By British Army and Vauxhall Motors
Designed to replace the Matilda II and Valentine, the Churchill tank was known for its ability to cross rough terrain and defeat obstacles, and one of the few Allied tanks that could compete with the German Panther and Tiger tanks. The Churchill's design arose from the post-Blitzkrieg chaos of 1940.
The fall of France and the defeat at Dunkirk made clear that mobility was to be of up most importance to the British Army. An existing design was scrapped, and a new design named A22 was awarded to Vauxhall, with orders that the tank needed to be in production by 1941.

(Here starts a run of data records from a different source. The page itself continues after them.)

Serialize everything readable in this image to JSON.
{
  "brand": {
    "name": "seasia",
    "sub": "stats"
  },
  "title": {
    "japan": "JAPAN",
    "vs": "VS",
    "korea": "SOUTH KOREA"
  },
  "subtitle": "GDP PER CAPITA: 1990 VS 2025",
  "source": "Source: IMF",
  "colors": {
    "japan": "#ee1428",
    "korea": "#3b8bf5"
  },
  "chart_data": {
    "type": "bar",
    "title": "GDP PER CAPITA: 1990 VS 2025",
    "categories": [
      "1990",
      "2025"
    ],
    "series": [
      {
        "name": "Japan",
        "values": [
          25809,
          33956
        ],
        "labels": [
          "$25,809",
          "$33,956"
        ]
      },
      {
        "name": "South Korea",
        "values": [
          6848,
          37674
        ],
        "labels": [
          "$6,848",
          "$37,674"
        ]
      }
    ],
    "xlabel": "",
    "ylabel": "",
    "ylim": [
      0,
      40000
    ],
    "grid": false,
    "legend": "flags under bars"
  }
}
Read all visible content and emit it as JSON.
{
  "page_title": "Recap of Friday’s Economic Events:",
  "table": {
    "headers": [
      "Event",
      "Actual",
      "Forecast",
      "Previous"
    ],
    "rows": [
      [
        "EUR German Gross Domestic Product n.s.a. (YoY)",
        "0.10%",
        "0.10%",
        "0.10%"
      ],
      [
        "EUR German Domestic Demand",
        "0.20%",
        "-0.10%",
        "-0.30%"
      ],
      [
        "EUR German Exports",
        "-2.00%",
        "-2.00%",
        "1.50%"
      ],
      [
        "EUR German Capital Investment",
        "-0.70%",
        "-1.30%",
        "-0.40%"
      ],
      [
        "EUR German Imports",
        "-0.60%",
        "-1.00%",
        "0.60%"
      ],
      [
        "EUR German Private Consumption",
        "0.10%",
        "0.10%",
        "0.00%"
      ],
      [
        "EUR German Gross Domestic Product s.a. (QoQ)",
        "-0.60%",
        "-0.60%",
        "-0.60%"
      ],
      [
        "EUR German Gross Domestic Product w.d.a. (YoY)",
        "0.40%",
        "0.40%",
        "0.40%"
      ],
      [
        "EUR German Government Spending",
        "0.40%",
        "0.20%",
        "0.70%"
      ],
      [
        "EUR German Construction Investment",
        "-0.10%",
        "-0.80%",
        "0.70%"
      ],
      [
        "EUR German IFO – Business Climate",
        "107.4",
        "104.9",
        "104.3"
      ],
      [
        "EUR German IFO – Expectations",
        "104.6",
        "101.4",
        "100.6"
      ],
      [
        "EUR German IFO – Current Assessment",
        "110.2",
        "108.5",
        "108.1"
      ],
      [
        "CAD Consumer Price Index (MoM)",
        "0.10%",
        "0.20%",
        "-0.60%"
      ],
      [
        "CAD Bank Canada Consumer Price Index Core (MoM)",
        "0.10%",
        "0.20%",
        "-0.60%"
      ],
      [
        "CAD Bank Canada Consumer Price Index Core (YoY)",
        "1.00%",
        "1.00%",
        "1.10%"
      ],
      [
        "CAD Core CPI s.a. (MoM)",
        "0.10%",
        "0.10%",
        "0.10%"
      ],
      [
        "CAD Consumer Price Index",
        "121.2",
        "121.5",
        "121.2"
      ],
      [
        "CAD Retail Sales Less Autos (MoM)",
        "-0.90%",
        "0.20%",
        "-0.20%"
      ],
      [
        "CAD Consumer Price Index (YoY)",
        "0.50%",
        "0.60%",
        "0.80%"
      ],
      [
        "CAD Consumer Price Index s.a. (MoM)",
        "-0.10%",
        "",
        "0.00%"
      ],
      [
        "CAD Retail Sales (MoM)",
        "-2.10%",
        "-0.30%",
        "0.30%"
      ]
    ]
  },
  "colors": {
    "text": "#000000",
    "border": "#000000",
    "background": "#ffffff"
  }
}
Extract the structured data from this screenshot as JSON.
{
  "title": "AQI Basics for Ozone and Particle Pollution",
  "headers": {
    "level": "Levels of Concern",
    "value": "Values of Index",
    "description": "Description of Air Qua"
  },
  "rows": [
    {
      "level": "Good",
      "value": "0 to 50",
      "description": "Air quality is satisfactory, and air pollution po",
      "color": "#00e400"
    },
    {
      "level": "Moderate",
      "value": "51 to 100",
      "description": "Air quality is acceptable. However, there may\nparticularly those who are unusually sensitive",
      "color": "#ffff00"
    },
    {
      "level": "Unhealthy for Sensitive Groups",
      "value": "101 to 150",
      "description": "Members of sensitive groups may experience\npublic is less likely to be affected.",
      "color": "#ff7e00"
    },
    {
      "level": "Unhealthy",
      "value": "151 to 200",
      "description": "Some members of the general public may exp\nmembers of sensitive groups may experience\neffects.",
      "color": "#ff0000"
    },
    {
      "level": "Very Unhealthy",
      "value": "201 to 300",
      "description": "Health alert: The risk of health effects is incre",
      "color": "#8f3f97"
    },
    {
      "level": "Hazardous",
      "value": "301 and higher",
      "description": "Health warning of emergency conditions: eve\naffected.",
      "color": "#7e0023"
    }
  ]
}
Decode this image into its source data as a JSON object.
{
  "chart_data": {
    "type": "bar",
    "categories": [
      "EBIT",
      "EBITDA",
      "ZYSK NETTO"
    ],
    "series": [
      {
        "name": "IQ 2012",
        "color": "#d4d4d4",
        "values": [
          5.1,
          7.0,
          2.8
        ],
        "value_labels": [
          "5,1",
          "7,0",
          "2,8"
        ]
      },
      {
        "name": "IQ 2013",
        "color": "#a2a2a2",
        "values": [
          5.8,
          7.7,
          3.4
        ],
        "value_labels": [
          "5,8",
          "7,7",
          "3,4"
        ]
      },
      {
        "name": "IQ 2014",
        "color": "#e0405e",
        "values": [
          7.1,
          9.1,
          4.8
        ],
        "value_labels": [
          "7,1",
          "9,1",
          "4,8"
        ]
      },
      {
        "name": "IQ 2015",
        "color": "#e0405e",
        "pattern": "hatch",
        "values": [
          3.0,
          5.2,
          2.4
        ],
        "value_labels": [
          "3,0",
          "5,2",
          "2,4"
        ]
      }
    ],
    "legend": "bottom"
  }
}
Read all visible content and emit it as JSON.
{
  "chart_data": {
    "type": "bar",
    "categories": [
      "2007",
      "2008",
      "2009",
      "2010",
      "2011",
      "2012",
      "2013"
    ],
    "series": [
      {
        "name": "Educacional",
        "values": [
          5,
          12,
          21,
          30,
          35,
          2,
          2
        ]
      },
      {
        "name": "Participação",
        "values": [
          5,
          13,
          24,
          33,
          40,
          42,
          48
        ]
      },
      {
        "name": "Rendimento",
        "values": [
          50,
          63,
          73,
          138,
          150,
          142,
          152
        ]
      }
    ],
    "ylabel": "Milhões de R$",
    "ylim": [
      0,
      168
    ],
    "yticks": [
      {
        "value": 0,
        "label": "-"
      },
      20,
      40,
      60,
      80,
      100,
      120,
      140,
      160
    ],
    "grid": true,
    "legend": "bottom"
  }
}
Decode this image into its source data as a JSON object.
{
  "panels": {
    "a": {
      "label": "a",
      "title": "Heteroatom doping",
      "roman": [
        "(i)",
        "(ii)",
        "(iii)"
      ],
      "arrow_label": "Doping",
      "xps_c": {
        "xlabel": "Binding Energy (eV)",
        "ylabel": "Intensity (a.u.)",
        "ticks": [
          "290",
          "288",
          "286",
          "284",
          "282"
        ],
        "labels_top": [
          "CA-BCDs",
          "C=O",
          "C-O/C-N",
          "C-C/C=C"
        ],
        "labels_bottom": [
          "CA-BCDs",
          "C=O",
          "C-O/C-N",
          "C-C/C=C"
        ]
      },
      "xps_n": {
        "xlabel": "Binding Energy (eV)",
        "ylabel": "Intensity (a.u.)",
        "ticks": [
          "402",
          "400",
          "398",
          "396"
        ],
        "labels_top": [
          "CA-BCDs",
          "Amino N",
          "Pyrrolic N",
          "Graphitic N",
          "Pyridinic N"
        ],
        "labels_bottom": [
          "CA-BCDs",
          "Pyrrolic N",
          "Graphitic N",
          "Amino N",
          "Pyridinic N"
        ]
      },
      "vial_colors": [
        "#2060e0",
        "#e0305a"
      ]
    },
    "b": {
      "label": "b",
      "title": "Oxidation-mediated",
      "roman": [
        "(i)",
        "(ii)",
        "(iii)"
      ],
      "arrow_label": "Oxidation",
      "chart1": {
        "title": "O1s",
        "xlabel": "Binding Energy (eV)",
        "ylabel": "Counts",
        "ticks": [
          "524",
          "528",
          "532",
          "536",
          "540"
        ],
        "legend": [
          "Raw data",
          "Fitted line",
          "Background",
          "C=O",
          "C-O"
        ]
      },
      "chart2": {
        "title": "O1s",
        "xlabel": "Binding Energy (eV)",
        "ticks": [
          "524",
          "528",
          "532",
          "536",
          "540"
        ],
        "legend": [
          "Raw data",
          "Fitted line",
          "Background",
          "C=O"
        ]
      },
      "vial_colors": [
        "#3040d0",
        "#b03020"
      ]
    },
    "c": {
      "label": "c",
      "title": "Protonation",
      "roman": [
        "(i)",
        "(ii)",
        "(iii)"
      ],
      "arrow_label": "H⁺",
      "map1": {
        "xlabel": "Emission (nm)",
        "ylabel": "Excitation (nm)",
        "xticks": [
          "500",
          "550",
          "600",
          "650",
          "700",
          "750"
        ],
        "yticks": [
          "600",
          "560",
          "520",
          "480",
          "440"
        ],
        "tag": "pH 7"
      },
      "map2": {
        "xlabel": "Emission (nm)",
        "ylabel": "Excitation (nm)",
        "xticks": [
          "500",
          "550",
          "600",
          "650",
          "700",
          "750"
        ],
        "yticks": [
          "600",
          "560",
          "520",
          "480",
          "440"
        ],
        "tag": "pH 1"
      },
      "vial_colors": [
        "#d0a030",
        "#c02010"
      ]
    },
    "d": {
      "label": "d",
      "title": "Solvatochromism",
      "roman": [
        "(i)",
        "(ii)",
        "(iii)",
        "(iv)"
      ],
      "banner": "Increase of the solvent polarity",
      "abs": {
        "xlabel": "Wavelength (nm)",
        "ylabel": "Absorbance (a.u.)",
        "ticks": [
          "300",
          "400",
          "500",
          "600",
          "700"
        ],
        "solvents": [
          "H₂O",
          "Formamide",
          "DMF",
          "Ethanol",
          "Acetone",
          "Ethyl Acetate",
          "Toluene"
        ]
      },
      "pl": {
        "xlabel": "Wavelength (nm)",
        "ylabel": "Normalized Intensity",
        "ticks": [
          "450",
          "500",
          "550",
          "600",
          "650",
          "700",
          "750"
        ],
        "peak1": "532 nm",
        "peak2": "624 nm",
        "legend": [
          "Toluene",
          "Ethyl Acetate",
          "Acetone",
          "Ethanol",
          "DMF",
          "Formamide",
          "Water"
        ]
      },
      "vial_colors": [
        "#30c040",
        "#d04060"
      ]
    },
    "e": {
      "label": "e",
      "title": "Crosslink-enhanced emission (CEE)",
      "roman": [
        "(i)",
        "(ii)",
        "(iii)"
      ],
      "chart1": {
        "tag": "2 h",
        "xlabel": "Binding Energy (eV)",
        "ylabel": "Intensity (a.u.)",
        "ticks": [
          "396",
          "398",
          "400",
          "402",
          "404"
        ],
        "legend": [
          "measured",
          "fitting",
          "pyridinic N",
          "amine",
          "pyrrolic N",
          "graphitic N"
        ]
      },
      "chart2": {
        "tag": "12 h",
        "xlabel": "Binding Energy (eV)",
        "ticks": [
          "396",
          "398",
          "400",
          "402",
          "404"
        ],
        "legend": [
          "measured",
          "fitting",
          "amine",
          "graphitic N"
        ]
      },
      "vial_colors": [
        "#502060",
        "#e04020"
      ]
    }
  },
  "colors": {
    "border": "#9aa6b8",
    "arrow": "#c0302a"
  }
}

Powered by twin-six gasoline engines, the A22 / Mk. 1 Churchill used a new gear box that allowed it to be steered by the relative speed of its tracks. Capable of 15 mph, the tank had a range of 56 miles and armour from .63 to four inches thick, and carried a crew of five and a 2-pdr gun. The Mk I Churchill first saw combat at the Dieppe Raid, where its performance underwhelmed. Subsequent developments led to the introduction of the Mk. III, which featured a welded turret and a 6-pdr gun, and proved their worth at El Alamein.
Eventually a Mk. VII would be produced, offering a 75mm gun, wider chassis and thicker armour (up to 6 inches). Heavily used by the British and Russians in WWII, the Churchill also saw service during the Korean conflict. This driver's handbook was originally issued by Vauxhall Motors for the British Army in 1943. It provides information for the Churchill I, II, III and IV models, and includes operation and maintenance information.